Transport layer: TCP and UDP

While the network layer delivers data between two individual nodes, the transport layer sorts out which client and server programs are supposed to get that data.

The transmission control protocol (TCP) and user datagram protocol (UDP) are transport layer protocols of the Internet protocol reference model. They originate at the end-points of bidirectional communication flows, allowing for end-user terminal services and applications to send and receive data across the Internet.

TCP is responsible for verifying the correct delivery of data between client and server. Data can be lost in the intermediate network. TCP adds support to detect errors or lost data and retransmit them until the data is correctly and completely received. Therefore TCP provides a reliable service through the network underneath may be unreliable, i.e., the operation of Internet protocols does not require reliable transmission of packets, but reliable transmission can reduce the number of retransmissions and thus improve performance.

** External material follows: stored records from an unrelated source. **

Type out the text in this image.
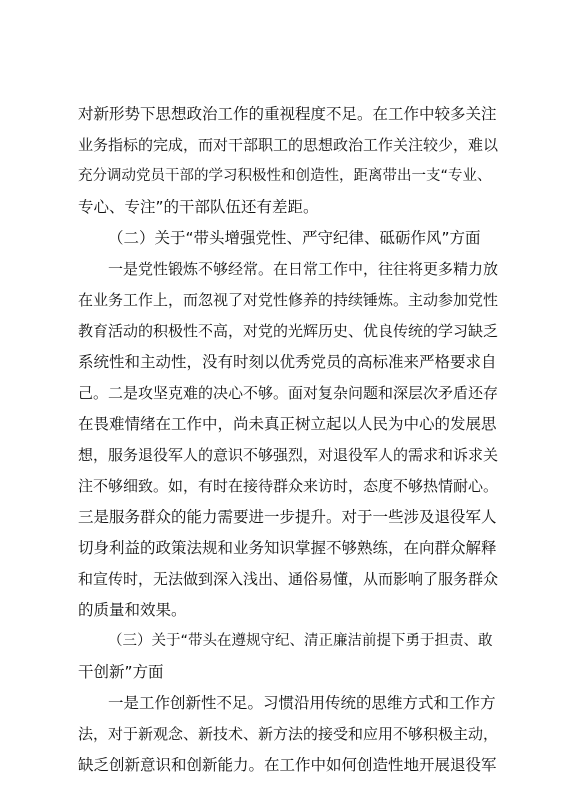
对新形势下思想政治工作的重视程度不足。在工作中较多关注
业务指标的完成，而对干部职工的思想政治工作关注较少，难以
充分调动党员干部的学习积极性和创造性，距离带出一支“专业、
专心、专注”的干部队伍还有差距。
（二）关于“带头增强党性、严守纪律、砥砺作风”方面
一是党性锻炼不够经常。在日常工作中，往往将更多精力放
在业务工作上，而忽视了对党性修养的持续锤炼。主动参加党性
教育活动的积极性不高，对党的光辉历史、优良传统的学习缺乏
系统性和主动性，没有时刻以优秀党员的高标准来严格要求自
己。二是攻坚克难的决心不够。面对复杂问题和深层次矛盾还存
在畏难情绪在工作中，尚未真正树立起以人民为中心的发展思
想，服务退役军人的意识不够强烈，对退役军人的需求和诉求关
注不够细致。如，有时在接待群众来访时，态度不够热情耐心。
三是服务群众的能力需要进一步提升。对于一些涉及退役军人
切身利益的政策法规和业务知识掌握不够熟练，在向群众解释
和宣传时，无法做到深入浅出、通俗易懂，从而影响了服务群众
的质量和效果。
（三）关于“带头在遵规守纪、清正廉洁前提下勇于担责、敢
干创新”方面
一是工作创新性不足。习惯沿用传统的思维方式和工作方
法，对于新观念、新技术、新方法的接受和应用不够积极主动，
缺乏创新意识和创新能力。在工作中如何创造性地开展退役军
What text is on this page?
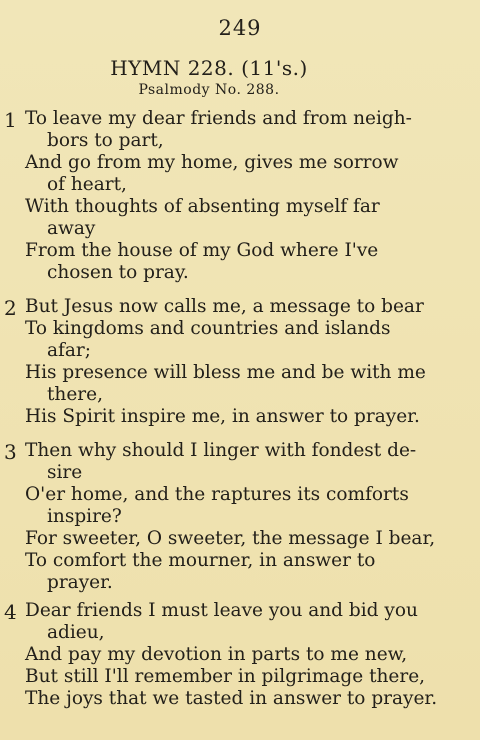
249
HYMN 228. (11's.)
Psalmody No. 288.
1 To leave my dear friends and from neigh-
bors to part,
And go from my home, gives me sorrow
of heart,
With thoughts of absenting myself far
away
From the house of my God where I've
chosen to pray.
2 But Jesus now calls me, a message to bear
To kingdoms and countries and islands
afar;
His presence will bless me and be with me
there,
His Spirit inspire me, in answer to prayer.
3 Then why should I linger with fondest de-
sire
O'er home, and the raptures its comforts
inspire?
For sweeter, O sweeter, the message I bear,
To comfort the mourner, in answer to
prayer.
4 Dear friends I must leave you and bid you
adieu,
And pay my devotion in parts to me new,
But still I'll remember in pilgrimage there,
The joys that we tasted in answer to prayer.
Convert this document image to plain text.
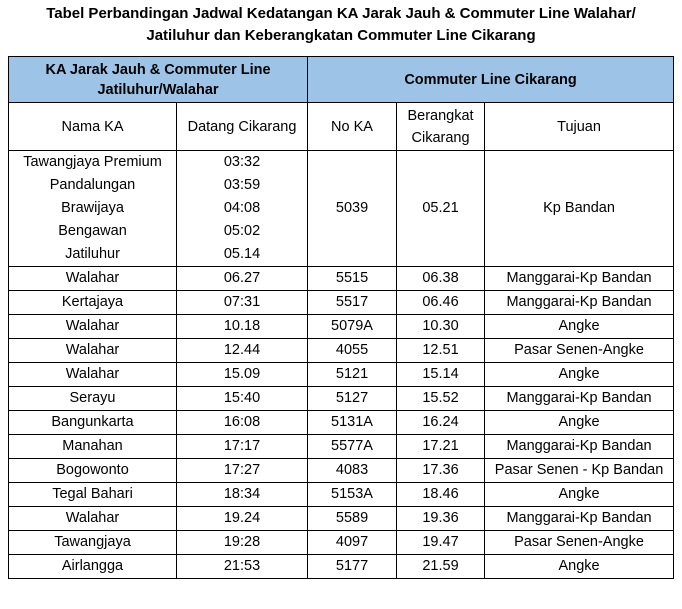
Tabel Perbandingan Jadwal Kedatangan KA Jarak Jauh & Commuter Line Walahar/
Jatiluhur dan Keberangkatan Commuter Line Cikarang
KA Jarak Jauh & Commuter Line
Jatiluhur/Walahar		Commuter Line Cikarang		
Nama KA	Datang Cikarang	No KA	Berangkat
Cikarang	Tujuan
Tawangjaya Premium	03:32	5039	05.21	Kp Bandan
Pandalungan	03:59			
Brawijaya	04:08			
Bengawan	05:02			
Jatiluhur	05.14			
Walahar	06.27	5515	06.38	Manggarai-Kp Bandan
Kertajaya	07:31	5517	06.46	Manggarai-Kp Bandan
Walahar	10.18	5079A	10.30	Angke
Walahar	12.44	4055	12.51	Pasar Senen-Angke
Walahar	15.09	5121	15.14	Angke
Serayu	15:40	5127	15.52	Manggarai-Kp Bandan
Bangunkarta	16:08	5131A	16.24	Angke
Manahan	17:17	5577A	17.21	Manggarai-Kp Bandan
Bogowonto	17:27	4083	17.36	Pasar Senen - Kp Bandan
Tegal Bahari	18:34	5153A	18.46	Angke
Walahar	19.24	5589	19.36	Manggarai-Kp Bandan
Tawangjaya	19:28	4097	19.47	Pasar Senen-Angke
Airlangga	21:53	5177	21.59	Angke
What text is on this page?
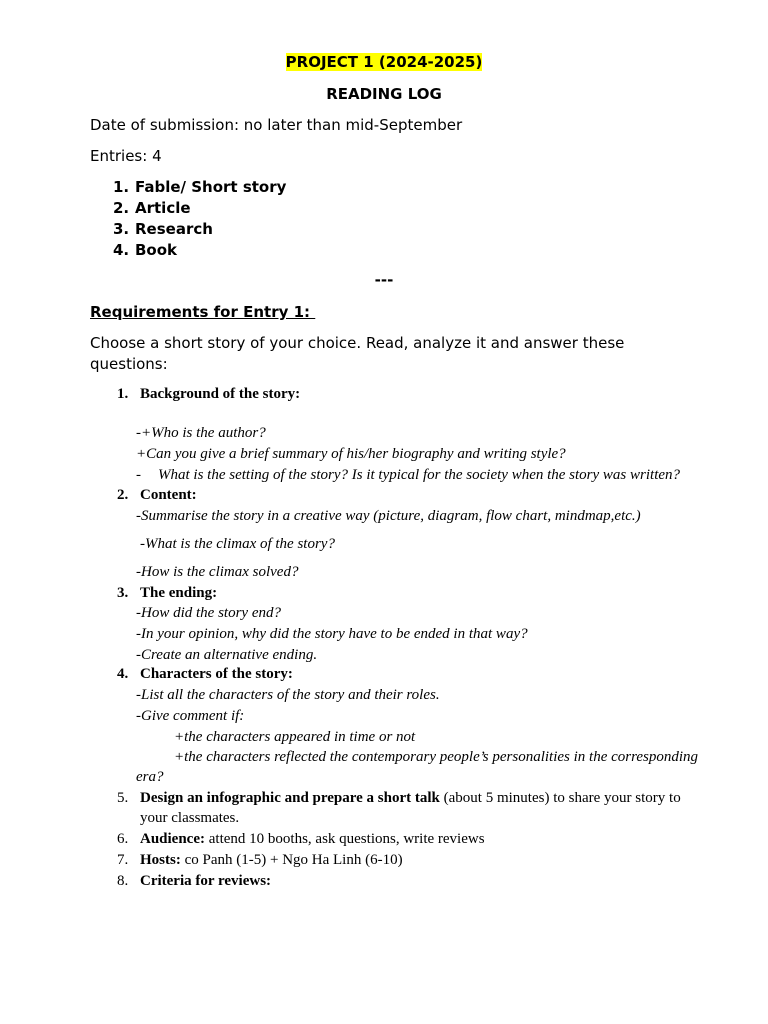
PROJECT 1 (2024-2025)
READING LOG
Date of submission: no later than mid-September
Entries: 4
1. Fable/ Short story
2. Article
3. Research
4. Book
---
Requirements for Entry 1:
Choose a short story of your choice. Read, analyze it and answer these
questions:
1. Background of the story:
-+Who is the author?
+Can you give a brief summary of his/her biography and writing style?
- What is the setting of the story? Is it typical for the society when the story was written?
2. Content:
-Summarise the story in a creative way (picture, diagram, flow chart, mindmap,etc.)
-What is the climax of the story?
-How is the climax solved?
3. The ending:
-How did the story end?
-In your opinion, why did the story have to be ended in that way?
-Create an alternative ending.
4. Characters of the story:
-List all the characters of the story and their roles.
-Give comment if:
+the characters appeared in time or not
+the characters reflected the contemporary people’s personalities in the corresponding
era?
5. Design an infographic and prepare a short talk (about 5 minutes) to share your story to
your classmates.
6. Audience: attend 10 booths, ask questions, write reviews
7. Hosts: co Panh (1-5) + Ngo Ha Linh (6-10)
8. Criteria for reviews:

UDP provides a best-effort service as it does not attempt to recover any error or packet loss. Therefore, it is a protocol providing unreliable transport of user data. But this can be very useful for real-time applications, as re-transmission of any packet may cause more problems than losing packets.

Application layer

The application layer protocols are designed as functions of user terminals or servers. The classic Internet application layer protocols include HTTP for the Web, FTP for file transfer, SMTP for email, Telnet for remote login, DNS for domain name services

Network software is usually divided into client and server categories, with the client application initiating a request for data and the server software answering the request across the network. A single node may be running multiple client or server applications. So, you might run an email program and a web browser, both client applications, on your PC at the same time, and your email and web server might both run on the same server. Even so, emails end up in your email application and web pages end up in your web browser.